- The Washington Times - Sunday, September 27, 2009

By Hilary Mantel
Henry Holt and Co., $27, 560 pages

Tudor England has always made for great yarns. The mix of lustiness and unpredictability about the reign of Henry VIII has inspired countless artists to make the period their muse. Over the centuries, plays, novels and paintings have tried to evoke the ineffable spirit of the age. What is it that drives this fascination with the Tudors? Is it an instinct to capture the thirst for power that characterized the period, or is it something deeper — a search for the very roots of modern English life?

Hillary Mantel, who has tackled subjects as diverse as the French Revolution in “A Place of Greater Safety” (1995) to her own dysfunctional past in “Giving Up the Ghost” (2003), is an ideal choice for a project of such breathtaking scale. Henry VIII’s was a quicksilver monarchy, underscored by the fact of his six wives in rather quick succession. Henry is routinely portrayed as the lascivious royal who, in his quest to get a male heir, went to war with the pope — a definitive break that led to the separation of the English Church from Rome.

Setting out to capture the nub of this era, Ms. Mantel has done something outstanding — she has achieved a genuine voice for the time. And that voice tells us the life of Thomas Cromwell, the blacksmith’s boy who grew up to become Henry’s chief minister. Born into humble and violent beginnings (in the book’s first scene, a young Thomas is beaten to a pulp by his drunk father), Cromwell came to rule England by proxy, such was his power.

Ms. Mantel shifts her narration back and forth in time, so that we never learn the correct chronology of events, and this may create problems for a reader who is not in the know. Henry divorced his first wife, Catherine of Aragon, because she was unable to give him a male heir. He then married one Anne Boleyn, who was also incapable of fulfilling that particular wish. Henry would go on to marry four more times.

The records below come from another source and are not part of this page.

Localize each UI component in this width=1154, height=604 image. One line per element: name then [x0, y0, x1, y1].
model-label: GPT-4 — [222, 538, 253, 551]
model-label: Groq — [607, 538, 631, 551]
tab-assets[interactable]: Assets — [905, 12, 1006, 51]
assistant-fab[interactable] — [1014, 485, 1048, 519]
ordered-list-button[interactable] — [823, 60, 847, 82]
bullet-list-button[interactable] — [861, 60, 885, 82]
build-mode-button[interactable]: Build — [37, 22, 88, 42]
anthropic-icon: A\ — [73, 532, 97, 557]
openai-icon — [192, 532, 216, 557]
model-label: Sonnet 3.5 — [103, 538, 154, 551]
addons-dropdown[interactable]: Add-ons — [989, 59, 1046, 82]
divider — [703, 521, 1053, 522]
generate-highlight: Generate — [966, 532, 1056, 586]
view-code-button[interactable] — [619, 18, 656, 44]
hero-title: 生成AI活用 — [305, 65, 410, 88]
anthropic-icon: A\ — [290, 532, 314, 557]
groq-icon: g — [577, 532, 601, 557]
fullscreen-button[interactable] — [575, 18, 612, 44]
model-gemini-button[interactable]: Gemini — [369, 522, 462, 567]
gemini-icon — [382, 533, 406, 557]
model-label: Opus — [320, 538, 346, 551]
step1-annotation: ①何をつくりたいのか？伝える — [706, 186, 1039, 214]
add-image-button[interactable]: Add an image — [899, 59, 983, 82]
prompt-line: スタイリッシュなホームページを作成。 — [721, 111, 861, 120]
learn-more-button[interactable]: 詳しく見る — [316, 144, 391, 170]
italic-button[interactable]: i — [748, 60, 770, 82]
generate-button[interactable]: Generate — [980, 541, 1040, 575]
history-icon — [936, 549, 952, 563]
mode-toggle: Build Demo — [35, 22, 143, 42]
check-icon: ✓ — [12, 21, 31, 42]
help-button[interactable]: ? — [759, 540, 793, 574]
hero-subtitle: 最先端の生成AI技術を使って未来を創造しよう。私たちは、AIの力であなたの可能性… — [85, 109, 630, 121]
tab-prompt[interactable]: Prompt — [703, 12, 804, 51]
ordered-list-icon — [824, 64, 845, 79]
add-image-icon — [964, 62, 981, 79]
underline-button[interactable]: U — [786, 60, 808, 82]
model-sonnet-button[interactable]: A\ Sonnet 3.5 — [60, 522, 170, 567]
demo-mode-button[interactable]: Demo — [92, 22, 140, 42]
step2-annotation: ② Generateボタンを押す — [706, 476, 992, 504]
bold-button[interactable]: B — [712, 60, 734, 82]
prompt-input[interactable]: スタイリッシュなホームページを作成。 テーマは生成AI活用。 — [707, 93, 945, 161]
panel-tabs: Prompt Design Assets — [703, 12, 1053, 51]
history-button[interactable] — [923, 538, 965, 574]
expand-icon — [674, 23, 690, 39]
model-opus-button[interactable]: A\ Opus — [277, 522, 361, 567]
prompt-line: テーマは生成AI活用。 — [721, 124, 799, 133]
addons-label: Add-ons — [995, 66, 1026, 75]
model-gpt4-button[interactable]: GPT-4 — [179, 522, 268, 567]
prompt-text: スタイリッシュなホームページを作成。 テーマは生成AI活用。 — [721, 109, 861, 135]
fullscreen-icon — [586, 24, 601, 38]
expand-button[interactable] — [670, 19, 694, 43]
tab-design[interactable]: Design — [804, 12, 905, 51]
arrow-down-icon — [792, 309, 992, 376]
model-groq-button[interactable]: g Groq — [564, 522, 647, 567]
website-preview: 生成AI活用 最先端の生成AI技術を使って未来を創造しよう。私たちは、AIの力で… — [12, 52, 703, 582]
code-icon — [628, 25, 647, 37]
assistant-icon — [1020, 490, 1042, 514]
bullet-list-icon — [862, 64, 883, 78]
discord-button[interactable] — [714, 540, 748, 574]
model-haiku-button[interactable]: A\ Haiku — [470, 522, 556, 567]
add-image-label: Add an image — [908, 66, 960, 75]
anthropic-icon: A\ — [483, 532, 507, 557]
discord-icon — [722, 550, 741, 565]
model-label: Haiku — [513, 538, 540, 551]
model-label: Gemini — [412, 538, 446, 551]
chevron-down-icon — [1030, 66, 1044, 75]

Irrespective of the need to know this background to appreciate “Wolf Hall,” the story of Cromwell’s rise shimmers in Ms. Mantel’s spry, intelligent prose. By the book’s second scene, for instance, Cromwell has morphed from the gangly abused youngster to the slick lawyer for Cardinal Wolsey, Henry’s confidant who later fell out with him over his failure to get Henry’s marriage to Catherine annulled. The relationship between Cromwell and Wolsey is that of hunter and prey. Initially a leonine figure wielding absolute power, Wolsey loses everything, including his life, to Cromwell, who uses the opportunity to endear himself to Henry.

It is in capturing such twists and turns of fate — so common to the Tudors — that Ms. Mantel shines. She leaches out the bones of the story as it is traditionally known, and presents to us a phantasmagoric extravaganza of the characters’ plans and ploys, toils and tactics. There is rich dialogue here, removed from its datedness and assigned a very contemporary charge.

Beyond this, however, there is also a certain aim to Ms. Mantel’s art. Regardless of the reasons behind the drift, Ms. Mantel is, and makes her reader be, appreciative of the English break from papal authority. England under Henry VIII is grateful for finally having its own church and being allowed to read the Bible in English. And by keeping Cromwell at the center of the drama, Ms. Mantel celebrates the intelligence and generosity of spirit too often denied Cromwell (most notably in Robert Bolt’s “A Man For All Seasons”).

Such is the vastness of Ms. Mantel’s project that there is the fear at some points that she will not be able to pull it off. The novel, after flitting from one mise en scne to the next, abruptly closes on Cromwell planning a trip to Wolf Hall to arrange an alliance between Henry and Jane Seymour, his third wife who will finally yield the dynasty a male heir — Edward VI. Is Ms. Mantel pointing us to a possible sequel?

Be that as it may, the crackling energy of her narration, the eternal spark of her subject, and her assiduous determination to rescue the reputation of Thomas Cromwell — all these make “Wolf Hall” quite perfect an enterprise by itself.

Vikram Johri is a freelance writer in New Delhi, India.